Nº 70084925353 (Nº CNJ: 0006088-15.2021.8.21.7000)

2021/Cível


Recurso Especial


Terceira Vice-Presidência

Nº 70084925353

(Nº CNJ: 0006088-15.2021.8.21.7000)
Comarca de Porto Alegre



H.

..
RECORRENTE

L.

..
RECORRIDA


Vistos.

I. Trata-se de recurso especial interposto por H.L.P., com fundamento no art. 105, III, ?a? e ?c?, da Constituição Federal, em face de acórdão proferido pela 9ª Câmara Cível deste Tribunal de Justiça, assim ementado (fl. 579-579v):

APELAÇÃO E RECURSO ADESIVO. RESPONSABILIDADE CIVIL. AÇÃO INDENIZATÓRIA. DANOS MORAIS. PUBLICAÇÃO DEPRECIATIVA EM REDE SOCIAL (FACEBOOK). PRELIMINAR DE INCOMPETÊNCIA DO JUÍZO AFASTADA.

A competência para processar e julgar ação de reparação de danos causados por crítica veiculada pela internet é objeto do tema 208 do STF, cuja tese ainda não fora fixada.

De todo modo, está-se diante de competência relativa e, assim, nos termos do artigo 53, IV, a, do CPC, é competente o foro do local ou ato ou fato para a ação de reparação de dano. E, para fins de fixação de competência, tem-se considerado o local do dano como o do domicílio da vítima, por ser o de maior repercussão.

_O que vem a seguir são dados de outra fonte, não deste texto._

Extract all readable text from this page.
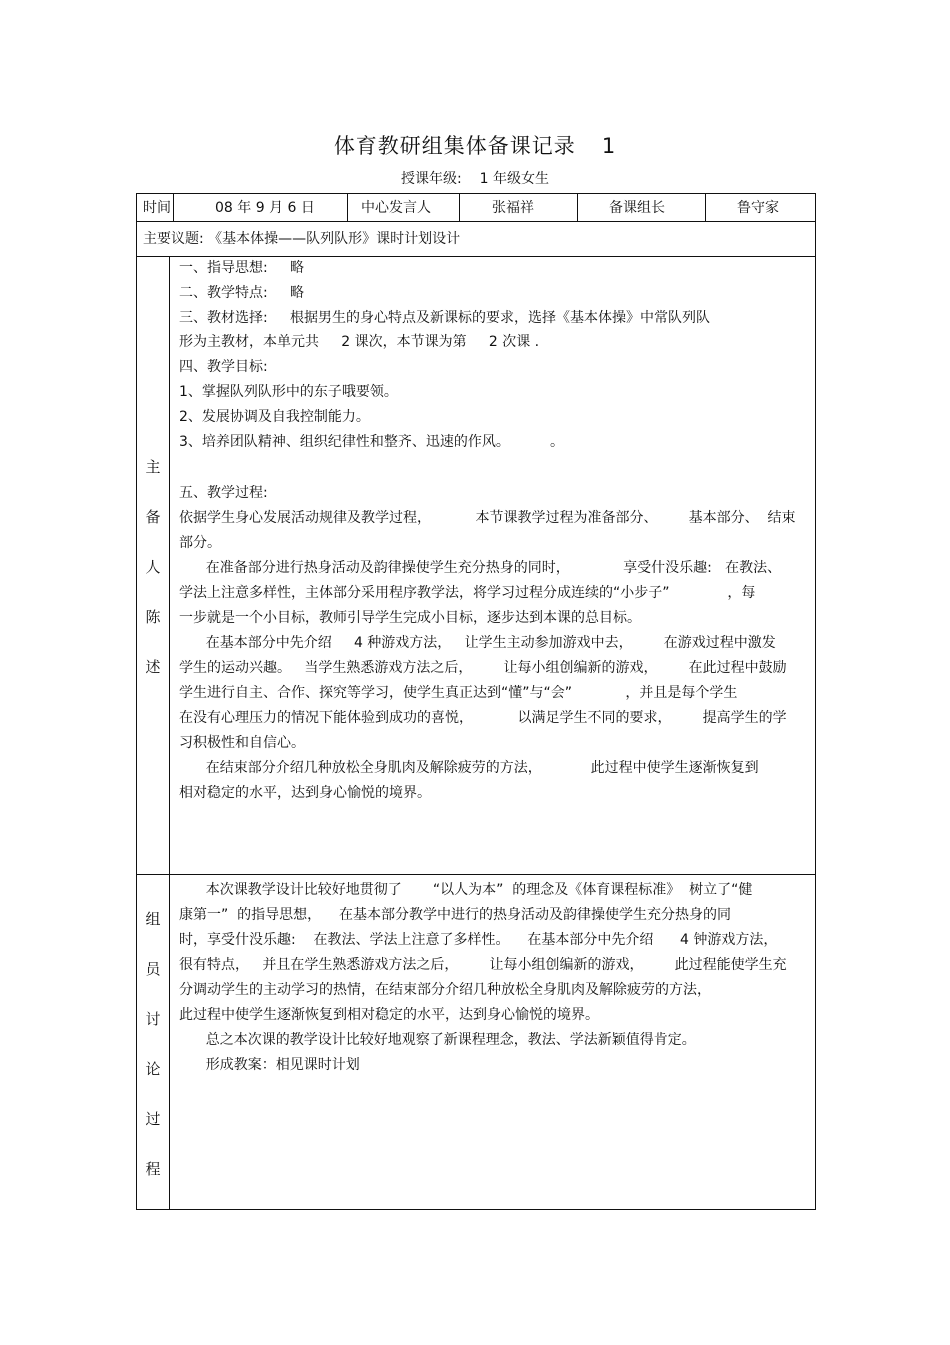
体育教研组集体备课记录 1
授课年级: 1 年级女生
时间	08 年 9 月 6 日	中心发言人	张福祥	备课组长	鲁守家
主要议题: 《基本体操——队列队形》课时计划设计
主
备
人
陈
述
一、指导思想:     略
二、教学特点:     略
三、教材选择:     根据男生的身心特点及新课标的要求，选择《基本体操》中常队列队
形为主教材，本单元共     2 课次，本节课为第     2 次课 .
四、教学目标:
1、掌握队列队形中的东子哦要领。
2、发展协调及自我控制能力。
3、培养团队精神、组织纪律性和整齐、迅速的作风。         。
五、教学过程:
依据学生身心发展活动规律及教学过程，          本节课教学过程为准备部分、       基本部分、  结束
部分。
在准备部分进行热身活动及韵律操使学生充分热身的同时，            享受什没乐趣:   在教法、
学法上注意多样性，主体部分采用程序教学法，将学习过程分成连续的“小步子”             ，每
一步就是一个小目标，教师引导学生完成小目标，逐步达到本课的总目标。
在基本部分中先介绍     4 种游戏方法，   让学生主动参加游戏中去，       在游戏过程中激发
学生的运动兴趣。   当学生熟悉游戏方法之后，       让每小组创编新的游戏，       在此过程中鼓励
学生进行自主、合作、探究等学习，使学生真正达到“懂”与“会”            ，并且是每个学生
在没有心理压力的情况下能体验到成功的喜悦，          以满足学生不同的要求，       提高学生的学
习积极性和自信心。
在结束部分介绍几种放松全身肌肉及解除疲劳的方法，           此过程中使学生逐渐恢复到
相对稳定的水平，达到身心愉悦的境界。
组
员
讨
论
过
程
本次课教学设计比较好地贯彻了       “以人为本”  的理念及《体育课程标准》  树立了“健
康第一”  的指导思想，    在基本部分教学中进行的热身活动及韵律操使学生充分热身的同
时，享受什没乐趣:    在教法、学法上注意了多样性。    在基本部分中先介绍      4 钟游戏方法，
很有特点，   并且在学生熟悉游戏方法之后，       让每小组创编新的游戏，       此过程能使学生充
分调动学生的主动学习的热情，在结束部分介绍几种放松全身肌肉及解除疲劳的方法，
此过程中使学生逐渐恢复到相对稳定的水平，达到身心愉悦的境界。
总之本次课的教学设计比较好地观察了新课程理念，教法、学法新颖值得肯定。
形成教案：相见课时计划
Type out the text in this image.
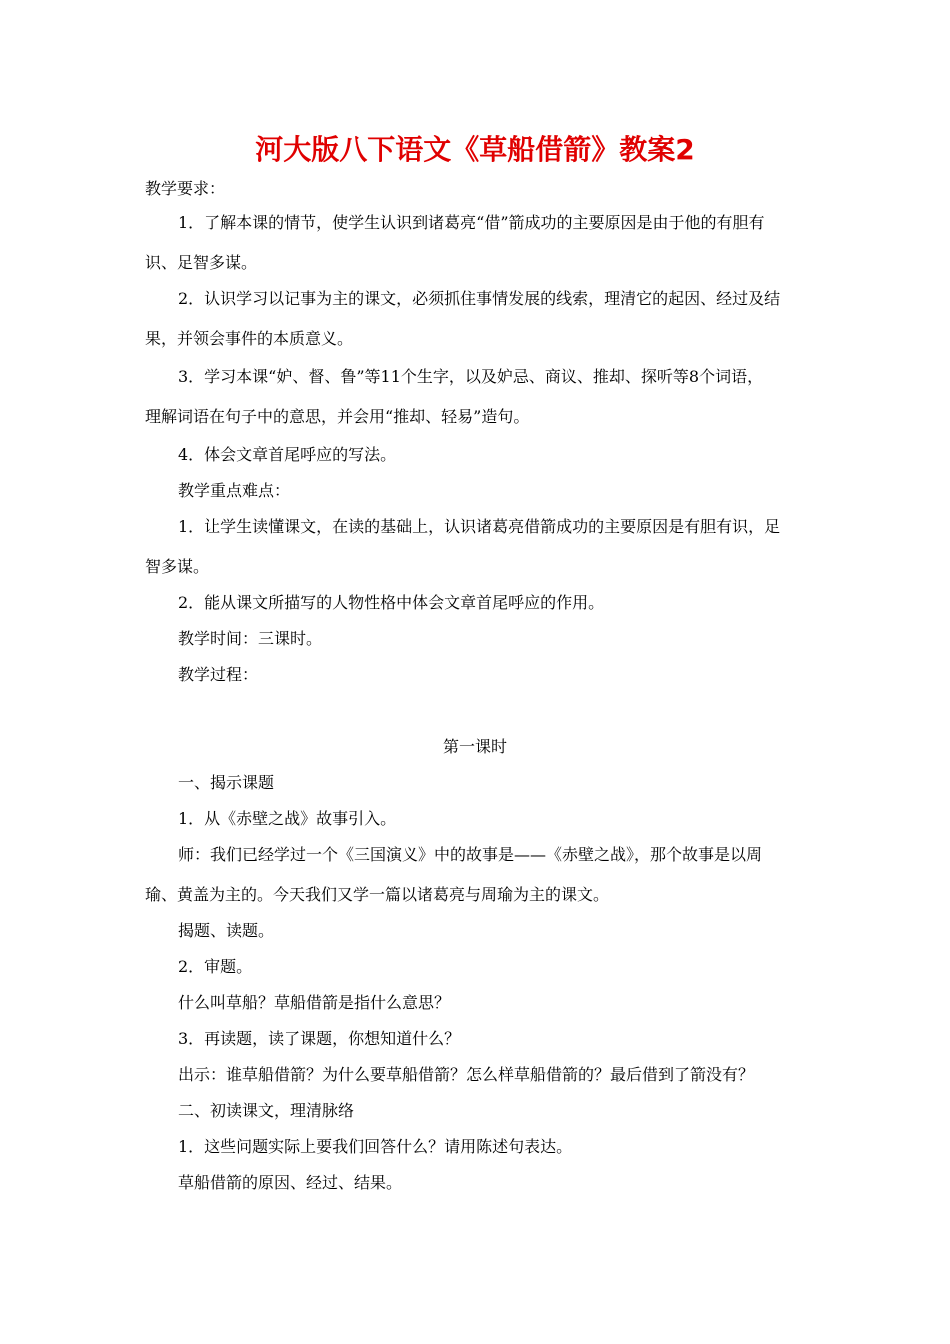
河大版八下语文《草船借箭》教案2

教学要求：

1．了解本课的情节，使学生认识到诸葛亮“借”箭成功的主要原因是由于他的有胆有

识、足智多谋。

2．认识学习以记事为主的课文，必须抓住事情发展的线索，理清它的起因、经过及结

果，并领会事件的本质意义。

3．学习本课“妒、督、鲁”等11个生字，以及妒忌、商议、推却、探听等8个词语，

理解词语在句子中的意思，并会用“推却、轻易”造句。

4．体会文章首尾呼应的写法。

教学重点难点：

1．让学生读懂课文，在读的基础上，认识诸葛亮借箭成功的主要原因是有胆有识，足

智多谋。

2．能从课文所描写的人物性格中体会文章首尾呼应的作用。

教学时间：三课时。

教学过程：

第一课时

一、揭示课题

1．从《赤壁之战》故事引入。

师：我们已经学过一个《三国演义》中的故事是——《赤壁之战》，那个故事是以周

瑜、黄盖为主的。今天我们又学一篇以诸葛亮与周瑜为主的课文。

揭题、读题。

2．审题。

什么叫草船？草船借箭是指什么意思？

3．再读题，读了课题，你想知道什么？

出示：谁草船借箭？为什么要草船借箭？怎么样草船借箭的？最后借到了箭没有？

二、初读课文，理清脉络

1．这些问题实际上要我们回答什么？请用陈述句表达。

草船借箭的原因、经过、结果。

Precedentes.

NULIDADE DA DECISÃO QUE REJEITOU OS EMBARGOS DECLARATÓRIOS. PRELIMINAR REPELIDA.

Não subsiste a alegada ausência de fundamentação na decisão que rejeitou os embargos de declaração, consabido que a sua natureza é de integração e não de reforma. A dispensar, assim, fundamentação exaustiva, notadamente quando evidenciada a finalidade de reversão do julgado pela via oblíqua.

PEDIDO DE REVOGAÇÃO DA GRATUIDADE JUDICIÁRIA CONCEDIDA ÀS PARTES. DESCABIMENTO.

Caso em que as partes não lograram demonstrar qualquer alteração na situação econômica capaz de ensejar o entendimento já firmado acerca da benesse reconhecida para ambos os litigantes.

Mantida a gratuidade judiciária ao réu, resulta afastada a pretensão de condenação em multa por litigância de má-fé, na medida em que não evidenciados quaisquer dos requisitos do artigo 80 do NCPC.

IMPUTAÇÃO DA PRÁTICA DE ALIENAÇÃO PARENTAL. EXCESSO. DANO MORAL. CARACTERIZAÇÃO. EXEGESE DO ARTIGO 373 DO CPC. VALORAÇÃO DO PRINCÍPIO DA IMEDIATIDADE DO JUIZ. MANUTENÇÃO DO QUANTUM.

Em se tratando de responsabilidade subjetiva, necessária a comprovação do preenchimento de todos os requisitos para que se reconheça o dever de indenizar ( CC, art. 927).

De acordo com o que dispõe o art. 373 do Novo Código de Processo Civil, incumbe à parte autora o ônus da prova quanto ao fato constitutivo do seu direito (inciso I) e, à parte ré, o ônus da prova quanto à existência de fato impeditivo, modificativo ou extintivo do direito da parte autora (inciso II).

No caso, restou demonstrada a conduta ilícita do demandado, que se utilizou de rede social na internet (Facebook) para imputar fato negativo e também depreciativo à personalidade da autora, sua ex convivente. Não há dúvidas de que expôs a público a demandante, de modo pessoal, ferindo sua honra, imagem e reputação, causando dano moral passível de indenização.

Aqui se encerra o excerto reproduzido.